A representatividade — enquanto força que refuta os sistemas de marginalização e de apagamento político-social — não pode ser efetivada enquanto identidades forem negligenciadas. Ela não se confunde com o ocultamento de presenças políticas, pois esse escondimento justifica: o extermínio das humanidades, a depreciação de saberes e cosmo-experiências e a intencional despreocupação com a morte, simbólica e objetiva, de corpos lidos à distância da norma. Ademais, a representatividade não pode coexistir com as dinâmicas de silenciamento, pois ele impulsiona: a perpetuação dos discursos unilaterais, dos valores cristalizados e da tentativa sistemática de desautorizar a expressividade de sujeitos que — ao denunciar a violência que se enraíza na execução de sua fala — desafinam o tom da norma.

Mais que um desejo, a representatividade depura a democracia dos seus resquícios coloniais, modernos e restritivos. No cerne dessa expurgação está a valorização e a presença da diferença, uma vez que ela, a diferença, foi obliterada por projetos políticos alicerçados na hegemonia — enquanto ideologia da destruição — e na homogeneidade — como desprezo pela pluralidade de corpos, presenças, afetos e costumes. A representatividade e a diferença se retroalimentam e de forma disruptiva destronam grupos majoritários articulados na raça, na ciseterobrutalidade, nos privilégios econômicos/territoriais e no capacitismo, por exemplo.

Não se “dá voz” a nenhum grupo que, no esquadro do necropoder, é designado como sub-humanidade. A representatividade, enquanto reorganização política, afirma e ecoa, como um compromisso ético inegociável, vozes que existem, mas são abafadas por práticas, valores e organizações de poder que fingem não reconhecer a sua presença.

Enquanto fissura, descontinuidade e exercício ético, a representatividade rompe com as políticas que se nutrem da execução de corpos dissidentes. Nesse sentido, é relevante compreender a potência simbólica e objetiva que ocorreu no dia primeiro de janeiro de 2023, quando um grupo diverso de pessoas entregou a faixa presidencial à Luiz Inácio Lula da Silva.  Estamos cientes de que a mudança não foi apenas no protocolo, mas na direção de uma política que se afasta da representação — uma vez que ela ajusta identidades sociais aos parâmetros restritivos da maioria — e que avança na dinâmica democrática da representatividade.

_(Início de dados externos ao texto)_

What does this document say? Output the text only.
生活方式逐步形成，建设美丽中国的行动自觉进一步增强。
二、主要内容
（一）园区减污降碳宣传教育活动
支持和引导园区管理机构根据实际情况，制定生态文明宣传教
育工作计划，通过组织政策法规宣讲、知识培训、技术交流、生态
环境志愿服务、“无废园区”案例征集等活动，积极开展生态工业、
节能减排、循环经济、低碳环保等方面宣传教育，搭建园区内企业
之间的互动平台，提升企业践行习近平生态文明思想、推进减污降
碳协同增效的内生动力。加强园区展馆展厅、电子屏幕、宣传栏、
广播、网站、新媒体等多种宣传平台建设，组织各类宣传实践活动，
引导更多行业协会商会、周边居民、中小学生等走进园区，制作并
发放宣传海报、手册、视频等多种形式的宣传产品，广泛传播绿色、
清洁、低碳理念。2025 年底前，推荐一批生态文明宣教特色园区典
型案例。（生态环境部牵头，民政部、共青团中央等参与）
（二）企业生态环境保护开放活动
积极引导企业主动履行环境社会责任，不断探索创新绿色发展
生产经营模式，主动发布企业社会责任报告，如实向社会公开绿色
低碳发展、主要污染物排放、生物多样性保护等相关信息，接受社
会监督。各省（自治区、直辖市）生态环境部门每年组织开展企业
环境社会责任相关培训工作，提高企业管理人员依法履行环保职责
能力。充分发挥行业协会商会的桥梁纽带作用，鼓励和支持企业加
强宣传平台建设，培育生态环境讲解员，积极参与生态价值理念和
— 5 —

Grifamos, no entanto, a necessidade de ampliar os esquadros do reconhecimento. Ao alargarmos esse enquadramento, nós somos capazes de desfazer a técnica do esquecimento que tanto contribuiu para naturalizar as violências estruturais. Um exemplo disso é a ciseterobrutalidade que faz com que se oculte deliberadamente a humanidade de sujeitos LGBTQIAPN+, bem como se banalize sua narrativa, produção cultural e intelectual. O esquecimento, alinhado ao ocultamento e ao silenciamento, funciona como mecanismo de perpetuação das brutalidades, inclusive, no âmbito institucional. Assim, respondendo à questão que dá subtítulo ao nosso texto: a representatividade desoculta presenças, desfaz as políticas que destroem sujeitos para afirmar trincheiras entre as humanidades e não esquece de nenhum corpo, requisitando a sua presença, articulação e liberdade.